Something had gone wrong. Something terrible had gone wrong. It's written all over his face. I can see it just in the way that he's presenting himself. For two days I had not heard from him. I was too afraid to ask why Chuck and June left the house everyday. A part of me just wanted to ignore it all. But it's clear I couldn't. The drama was literally showing up right on my doorstep.

"What's wrong Stevey?" I ask, "Talk to me."

"Where you been?" he asks.

He squints when he asks it. It's this weird way. It's almost as though he's trying to accuse me of something without saying the words.

"I've been here. I've been minding my business. Keeping a low profile."

"Must be easy for you," he responds rolling his eyes, "Nobody brings trouble to a white boy."

This boy had literally come to me for my help and now he was getting an attitude with me?
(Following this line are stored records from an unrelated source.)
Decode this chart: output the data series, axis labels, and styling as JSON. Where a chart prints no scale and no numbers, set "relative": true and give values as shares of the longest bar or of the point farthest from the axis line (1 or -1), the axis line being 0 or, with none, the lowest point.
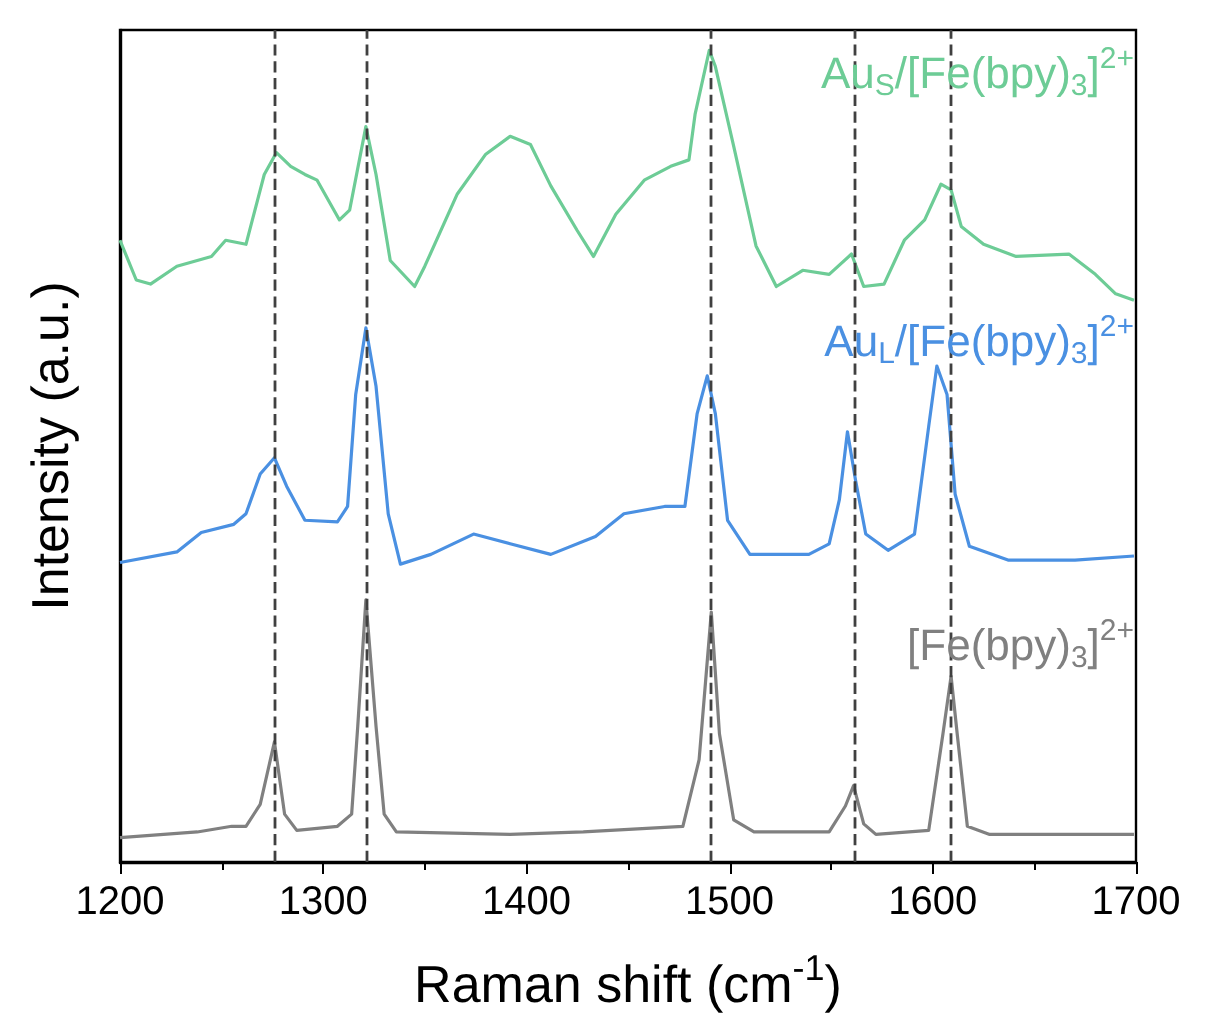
{
  "chart_data": {
    "type": "line",
    "relative": true,
    "xlabel": "Raman shift (cm$^{-1}$)",
    "ylabel": "Intensity (a.u.)",
    "xlim": [
      1200,
      1700
    ],
    "xticks": [
      1200,
      1300,
      1400,
      1500,
      1600,
      1700
    ],
    "line_style": "solid",
    "series": [
      {
        "name": "Au$_{S}$/[Fe(bpy)$_{3}$]$^{2+}$",
        "color": "#6dcc96",
        "x": [
          1200,
          1208,
          1215,
          1228,
          1245,
          1252,
          1262,
          1271,
          1277,
          1284,
          1291,
          1297,
          1308,
          1313,
          1321,
          1326,
          1333,
          1345,
          1350,
          1366,
          1380,
          1392,
          1402,
          1412,
          1425,
          1433,
          1444,
          1458,
          1471,
          1480,
          1483,
          1490,
          1493,
          1502,
          1513,
          1523,
          1536,
          1549,
          1560,
          1566,
          1576,
          1586,
          1596,
          1604,
          1609,
          1614,
          1625,
          1641,
          1667,
          1680,
          1690,
          1699
        ],
        "values": [
          0.766,
          0.717,
          0.712,
          0.734,
          0.746,
          0.766,
          0.761,
          0.847,
          0.874,
          0.857,
          0.847,
          0.84,
          0.791,
          0.803,
          0.906,
          0.847,
          0.741,
          0.709,
          0.734,
          0.823,
          0.872,
          0.894,
          0.884,
          0.833,
          0.778,
          0.746,
          0.798,
          0.84,
          0.857,
          0.865,
          0.921,
          1,
          0.98,
          0.882,
          0.759,
          0.709,
          0.729,
          0.724,
          0.749,
          0.709,
          0.712,
          0.766,
          0.791,
          0.835,
          0.828,
          0.783,
          0.761,
          0.746,
          0.749,
          0.724,
          0.7,
          0.692
        ]
      },
      {
        "name": "Au$_{L}$/[Fe(bpy)$_{3}$]$^{2+}$",
        "color": "#4a90e2",
        "x": [
          1200,
          1228,
          1240,
          1256,
          1262,
          1269,
          1276,
          1282,
          1291,
          1307,
          1312,
          1316,
          1321,
          1326,
          1332,
          1338,
          1353,
          1374,
          1392,
          1412,
          1434,
          1448,
          1468,
          1478,
          1484,
          1489,
          1493,
          1499,
          1510,
          1539,
          1549,
          1554,
          1558,
          1562,
          1567,
          1578,
          1591,
          1598,
          1602,
          1607,
          1611,
          1618,
          1637,
          1670,
          1699
        ],
        "values": [
          0.369,
          0.382,
          0.406,
          0.416,
          0.429,
          0.478,
          0.498,
          0.463,
          0.421,
          0.419,
          0.438,
          0.576,
          0.658,
          0.586,
          0.429,
          0.367,
          0.379,
          0.404,
          0.392,
          0.379,
          0.401,
          0.429,
          0.438,
          0.438,
          0.552,
          0.599,
          0.552,
          0.421,
          0.379,
          0.379,
          0.392,
          0.446,
          0.53,
          0.47,
          0.404,
          0.384,
          0.404,
          0.537,
          0.611,
          0.576,
          0.453,
          0.389,
          0.372,
          0.372,
          0.377
        ]
      },
      {
        "name": "[Fe(bpy)$_{3}$]$^{2+}$",
        "color": "#808080",
        "x": [
          1200,
          1238,
          1255,
          1262,
          1269,
          1276,
          1281,
          1287,
          1307,
          1314,
          1317,
          1321,
          1326,
          1330,
          1336,
          1392,
          1428,
          1477,
          1485,
          1491,
          1495,
          1502,
          1512,
          1549,
          1557,
          1561,
          1566,
          1572,
          1598,
          1605,
          1609,
          1612,
          1617,
          1628,
          1699
        ],
        "values": [
          0.03,
          0.037,
          0.044,
          0.044,
          0.071,
          0.148,
          0.059,
          0.039,
          0.044,
          0.059,
          0.167,
          0.323,
          0.167,
          0.059,
          0.037,
          0.034,
          0.037,
          0.044,
          0.126,
          0.308,
          0.158,
          0.052,
          0.037,
          0.037,
          0.069,
          0.094,
          0.047,
          0.034,
          0.039,
          0.158,
          0.229,
          0.158,
          0.044,
          0.034,
          0.034
        ]
      }
    ],
    "ref_lines": [
      {
        "axis": "x",
        "value": 1276,
        "color": "#404040",
        "line_style": "dashed"
      },
      {
        "axis": "x",
        "value": 1321,
        "color": "#404040",
        "line_style": "dashed"
      },
      {
        "axis": "x",
        "value": 1491,
        "color": "#404040",
        "line_style": "dashed"
      },
      {
        "axis": "x",
        "value": 1561,
        "color": "#404040",
        "line_style": "dashed"
      },
      {
        "axis": "x",
        "value": 1609,
        "color": "#404040",
        "line_style": "dashed"
      }
    ]
  }
}
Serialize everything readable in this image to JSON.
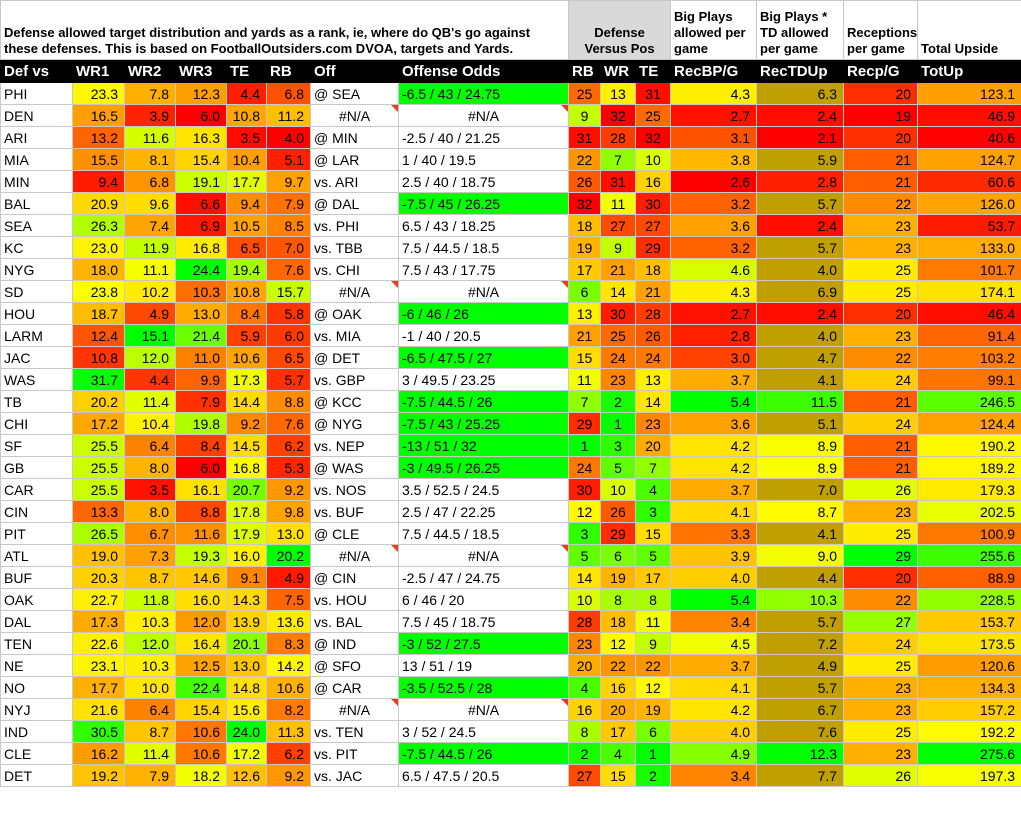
{
  "header": {
    "description": "Defense allowed target distribution and yards as a rank, ie, where do QB's go against these defenses. This is based on FootballOutsiders.com DVOA, targets and Yards.",
    "defense_vs_pos": "Defense Versus Pos",
    "big_plays": "Big Plays allowed per game",
    "big_plays_td": "Big Plays * TD allowed per game",
    "receptions": "Receptions per game",
    "total_upside": "Total Upside"
  },
  "columns": [
    "Def vs",
    "WR1",
    "WR2",
    "WR3",
    "TE",
    "RB",
    "Off",
    "Offense Odds",
    "RB",
    "WR",
    "TE",
    "RecBP/G",
    "RecTDUp",
    "Recp/G",
    "TotUp"
  ],
  "colors": {
    "green": "#00ff00",
    "yellow": "#ffff00",
    "orange": "#ff9900",
    "red": "#ff0000"
  },
  "rows": [
    {
      "team": "PHI",
      "wr1": "23.3",
      "wr2": "7.8",
      "wr3": "12.3",
      "te": "4.4",
      "rb": "6.8",
      "off": "@ SEA",
      "odds": "-6.5 / 43 / 24.75",
      "drb": "25",
      "dwr": "13",
      "dte": "31",
      "bp": "4.3",
      "td": "6.3",
      "rec": "20",
      "tot": "123.1"
    },
    {
      "team": "DEN",
      "wr1": "16.5",
      "wr2": "3.9",
      "wr3": "6.0",
      "te": "10.8",
      "rb": "11.2",
      "off": "#N/A",
      "odds": "#N/A",
      "drb": "9",
      "dwr": "32",
      "dte": "25",
      "bp": "2.7",
      "td": "2.4",
      "rec": "19",
      "tot": "46.9"
    },
    {
      "team": "ARI",
      "wr1": "13.2",
      "wr2": "11.6",
      "wr3": "16.3",
      "te": "3.5",
      "rb": "4.0",
      "off": "@ MIN",
      "odds": "-2.5 / 40 / 21.25",
      "drb": "31",
      "dwr": "28",
      "dte": "32",
      "bp": "3.1",
      "td": "2.1",
      "rec": "20",
      "tot": "40.6"
    },
    {
      "team": "MIA",
      "wr1": "15.5",
      "wr2": "8.1",
      "wr3": "15.4",
      "te": "10.4",
      "rb": "5.1",
      "off": "@ LAR",
      "odds": "1 / 40 / 19.5",
      "drb": "22",
      "dwr": "7",
      "dte": "10",
      "bp": "3.8",
      "td": "5.9",
      "rec": "21",
      "tot": "124.7"
    },
    {
      "team": "MIN",
      "wr1": "9.4",
      "wr2": "6.8",
      "wr3": "19.1",
      "te": "17.7",
      "rb": "9.7",
      "off": "vs. ARI",
      "odds": "2.5 / 40 / 18.75",
      "drb": "26",
      "dwr": "31",
      "dte": "16",
      "bp": "2.6",
      "td": "2.8",
      "rec": "21",
      "tot": "60.6"
    },
    {
      "team": "BAL",
      "wr1": "20.9",
      "wr2": "9.6",
      "wr3": "6.6",
      "te": "9.4",
      "rb": "7.9",
      "off": "@ DAL",
      "odds": "-7.5 / 45 / 26.25",
      "drb": "32",
      "dwr": "11",
      "dte": "30",
      "bp": "3.2",
      "td": "5.7",
      "rec": "22",
      "tot": "126.0"
    },
    {
      "team": "SEA",
      "wr1": "26.3",
      "wr2": "7.4",
      "wr3": "6.9",
      "te": "10.5",
      "rb": "8.5",
      "off": "vs. PHI",
      "odds": "6.5 / 43 / 18.25",
      "drb": "18",
      "dwr": "27",
      "dte": "27",
      "bp": "3.6",
      "td": "2.4",
      "rec": "23",
      "tot": "53.7"
    },
    {
      "team": "KC",
      "wr1": "23.0",
      "wr2": "11.9",
      "wr3": "16.8",
      "te": "6.5",
      "rb": "7.0",
      "off": "vs. TBB",
      "odds": "7.5 / 44.5 / 18.5",
      "drb": "19",
      "dwr": "9",
      "dte": "29",
      "bp": "3.2",
      "td": "5.7",
      "rec": "23",
      "tot": "133.0"
    },
    {
      "team": "NYG",
      "wr1": "18.0",
      "wr2": "11.1",
      "wr3": "24.4",
      "te": "19.4",
      "rb": "7.6",
      "off": "vs. CHI",
      "odds": "7.5 / 43 / 17.75",
      "drb": "17",
      "dwr": "21",
      "dte": "18",
      "bp": "4.6",
      "td": "4.0",
      "rec": "25",
      "tot": "101.7"
    },
    {
      "team": "SD",
      "wr1": "23.8",
      "wr2": "10.2",
      "wr3": "10.3",
      "te": "10.8",
      "rb": "15.7",
      "off": "#N/A",
      "odds": "#N/A",
      "drb": "6",
      "dwr": "14",
      "dte": "21",
      "bp": "4.3",
      "td": "6.9",
      "rec": "25",
      "tot": "174.1"
    },
    {
      "team": "HOU",
      "wr1": "18.7",
      "wr2": "4.9",
      "wr3": "13.0",
      "te": "8.4",
      "rb": "5.8",
      "off": "@ OAK",
      "odds": "-6 / 46 / 26",
      "drb": "13",
      "dwr": "30",
      "dte": "28",
      "bp": "2.7",
      "td": "2.4",
      "rec": "20",
      "tot": "46.4"
    },
    {
      "team": "LARM",
      "wr1": "12.4",
      "wr2": "15.1",
      "wr3": "21.4",
      "te": "5.9",
      "rb": "6.0",
      "off": "vs. MIA",
      "odds": "-1 / 40 / 20.5",
      "drb": "21",
      "dwr": "25",
      "dte": "26",
      "bp": "2.8",
      "td": "4.0",
      "rec": "23",
      "tot": "91.4"
    },
    {
      "team": "JAC",
      "wr1": "10.8",
      "wr2": "12.0",
      "wr3": "11.0",
      "te": "10.6",
      "rb": "6.5",
      "off": "@ DET",
      "odds": "-6.5 / 47.5 / 27",
      "drb": "15",
      "dwr": "24",
      "dte": "24",
      "bp": "3.0",
      "td": "4.7",
      "rec": "22",
      "tot": "103.2"
    },
    {
      "team": "WAS",
      "wr1": "31.7",
      "wr2": "4.4",
      "wr3": "9.9",
      "te": "17.3",
      "rb": "5.7",
      "off": "vs. GBP",
      "odds": "3 / 49.5 / 23.25",
      "drb": "11",
      "dwr": "23",
      "dte": "13",
      "bp": "3.7",
      "td": "4.1",
      "rec": "24",
      "tot": "99.1"
    },
    {
      "team": "TB",
      "wr1": "20.2",
      "wr2": "11.4",
      "wr3": "7.9",
      "te": "14.4",
      "rb": "8.8",
      "off": "@ KCC",
      "odds": "-7.5 / 44.5 / 26",
      "drb": "7",
      "dwr": "2",
      "dte": "14",
      "bp": "5.4",
      "td": "11.5",
      "rec": "21",
      "tot": "246.5"
    },
    {
      "team": "CHI",
      "wr1": "17.2",
      "wr2": "10.4",
      "wr3": "19.8",
      "te": "9.2",
      "rb": "7.6",
      "off": "@ NYG",
      "odds": "-7.5 / 43 / 25.25",
      "drb": "29",
      "dwr": "1",
      "dte": "23",
      "bp": "3.6",
      "td": "5.1",
      "rec": "24",
      "tot": "124.4"
    },
    {
      "team": "SF",
      "wr1": "25.5",
      "wr2": "6.4",
      "wr3": "8.4",
      "te": "14.5",
      "rb": "6.2",
      "off": "vs. NEP",
      "odds": "-13 / 51 / 32",
      "drb": "1",
      "dwr": "3",
      "dte": "20",
      "bp": "4.2",
      "td": "8.9",
      "rec": "21",
      "tot": "190.2"
    },
    {
      "team": "GB",
      "wr1": "25.5",
      "wr2": "8.0",
      "wr3": "6.0",
      "te": "16.8",
      "rb": "5.3",
      "off": "@ WAS",
      "odds": "-3 / 49.5 / 26.25",
      "drb": "24",
      "dwr": "5",
      "dte": "7",
      "bp": "4.2",
      "td": "8.9",
      "rec": "21",
      "tot": "189.2"
    },
    {
      "team": "CAR",
      "wr1": "25.5",
      "wr2": "3.5",
      "wr3": "16.1",
      "te": "20.7",
      "rb": "9.2",
      "off": "vs. NOS",
      "odds": "3.5 / 52.5 / 24.5",
      "drb": "30",
      "dwr": "10",
      "dte": "4",
      "bp": "3.7",
      "td": "7.0",
      "rec": "26",
      "tot": "179.3"
    },
    {
      "team": "CIN",
      "wr1": "13.3",
      "wr2": "8.0",
      "wr3": "8.8",
      "te": "17.8",
      "rb": "9.8",
      "off": "vs. BUF",
      "odds": "2.5 / 47 / 22.25",
      "drb": "12",
      "dwr": "26",
      "dte": "3",
      "bp": "4.1",
      "td": "8.7",
      "rec": "23",
      "tot": "202.5"
    },
    {
      "team": "PIT",
      "wr1": "26.5",
      "wr2": "6.7",
      "wr3": "11.6",
      "te": "17.9",
      "rb": "13.0",
      "off": "@ CLE",
      "odds": "7.5 / 44.5 / 18.5",
      "drb": "3",
      "dwr": "29",
      "dte": "15",
      "bp": "3.3",
      "td": "4.1",
      "rec": "25",
      "tot": "100.9"
    },
    {
      "team": "ATL",
      "wr1": "19.0",
      "wr2": "7.3",
      "wr3": "19.3",
      "te": "16.0",
      "rb": "20.2",
      "off": "#N/A",
      "odds": "#N/A",
      "drb": "5",
      "dwr": "6",
      "dte": "5",
      "bp": "3.9",
      "td": "9.0",
      "rec": "29",
      "tot": "255.6"
    },
    {
      "team": "BUF",
      "wr1": "20.3",
      "wr2": "8.7",
      "wr3": "14.6",
      "te": "9.1",
      "rb": "4.9",
      "off": "@ CIN",
      "odds": "-2.5 / 47 / 24.75",
      "drb": "14",
      "dwr": "19",
      "dte": "17",
      "bp": "4.0",
      "td": "4.4",
      "rec": "20",
      "tot": "88.9"
    },
    {
      "team": "OAK",
      "wr1": "22.7",
      "wr2": "11.8",
      "wr3": "16.0",
      "te": "14.3",
      "rb": "7.5",
      "off": "vs. HOU",
      "odds": "6 / 46 / 20",
      "drb": "10",
      "dwr": "8",
      "dte": "8",
      "bp": "5.4",
      "td": "10.3",
      "rec": "22",
      "tot": "228.5"
    },
    {
      "team": "DAL",
      "wr1": "17.3",
      "wr2": "10.3",
      "wr3": "12.0",
      "te": "13.9",
      "rb": "13.6",
      "off": "vs. BAL",
      "odds": "7.5 / 45 / 18.75",
      "drb": "28",
      "dwr": "18",
      "dte": "11",
      "bp": "3.4",
      "td": "5.7",
      "rec": "27",
      "tot": "153.7"
    },
    {
      "team": "TEN",
      "wr1": "22.6",
      "wr2": "12.0",
      "wr3": "16.4",
      "te": "20.1",
      "rb": "8.3",
      "off": "@ IND",
      "odds": "-3 / 52 / 27.5",
      "drb": "23",
      "dwr": "12",
      "dte": "9",
      "bp": "4.5",
      "td": "7.2",
      "rec": "24",
      "tot": "173.5"
    },
    {
      "team": "NE",
      "wr1": "23.1",
      "wr2": "10.3",
      "wr3": "12.5",
      "te": "13.0",
      "rb": "14.2",
      "off": "@ SFO",
      "odds": "13 / 51 / 19",
      "drb": "20",
      "dwr": "22",
      "dte": "22",
      "bp": "3.7",
      "td": "4.9",
      "rec": "25",
      "tot": "120.6"
    },
    {
      "team": "NO",
      "wr1": "17.7",
      "wr2": "10.0",
      "wr3": "22.4",
      "te": "14.8",
      "rb": "10.6",
      "off": "@ CAR",
      "odds": "-3.5 / 52.5 / 28",
      "drb": "4",
      "dwr": "16",
      "dte": "12",
      "bp": "4.1",
      "td": "5.7",
      "rec": "23",
      "tot": "134.3"
    },
    {
      "team": "NYJ",
      "wr1": "21.6",
      "wr2": "6.4",
      "wr3": "15.4",
      "te": "15.6",
      "rb": "8.2",
      "off": "#N/A",
      "odds": "#N/A",
      "drb": "16",
      "dwr": "20",
      "dte": "19",
      "bp": "4.2",
      "td": "6.7",
      "rec": "23",
      "tot": "157.2"
    },
    {
      "team": "IND",
      "wr1": "30.5",
      "wr2": "8.7",
      "wr3": "10.6",
      "te": "24.0",
      "rb": "11.3",
      "off": "vs. TEN",
      "odds": "3 / 52 / 24.5",
      "drb": "8",
      "dwr": "17",
      "dte": "6",
      "bp": "4.0",
      "td": "7.6",
      "rec": "25",
      "tot": "192.2"
    },
    {
      "team": "CLE",
      "wr1": "16.2",
      "wr2": "11.4",
      "wr3": "10.6",
      "te": "17.2",
      "rb": "6.2",
      "off": "vs. PIT",
      "odds": "-7.5 / 44.5 / 26",
      "drb": "2",
      "dwr": "4",
      "dte": "1",
      "bp": "4.9",
      "td": "12.3",
      "rec": "23",
      "tot": "275.6"
    },
    {
      "team": "DET",
      "wr1": "19.2",
      "wr2": "7.9",
      "wr3": "18.2",
      "te": "12.6",
      "rb": "9.2",
      "off": "vs. JAC",
      "odds": "6.5 / 47.5 / 20.5",
      "drb": "27",
      "dwr": "15",
      "dte": "2",
      "bp": "3.4",
      "td": "7.7",
      "rec": "26",
      "tot": "197.3"
    }
  ]
}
I didn't understand it. A part of me wants to tell him off. A part of me wants to put him in his place. I don't though. I just stay patient with him. It's clear he's emotional right now.

"You going to tell me what the issue is or you going to keep acting like a needy brat?"

"Needy brat?" he asks, "Is that what you think of me? Maybe I came to the wrong place."

He was sensitive. It had come out of nowhere. All I knew was that he was on 10. There was this fear in his eyes. It's real fear. I hadn't seen real fear like this up North before but something was going wrong and I knew the trigger had gone off at that party.

"White folks are mad..." he explains.

"Your friends," I ask him, "You can't tell me it wasn't Beau? This has him written all over it. I saw how angry he was. That was real anger.They attacked Mary Flannery. They killed her dog. What did ya'll people expect would happen?"

"Y'all people?"

Dammit. It's like every word I said to him now was being nitpicked.

"You know I don't mean it like that," I explain to him, "All I'm saying is there was already tension after Carol. Things only got worse with your friends. Can you honestly tell me you still believe they didn't rape Carol?"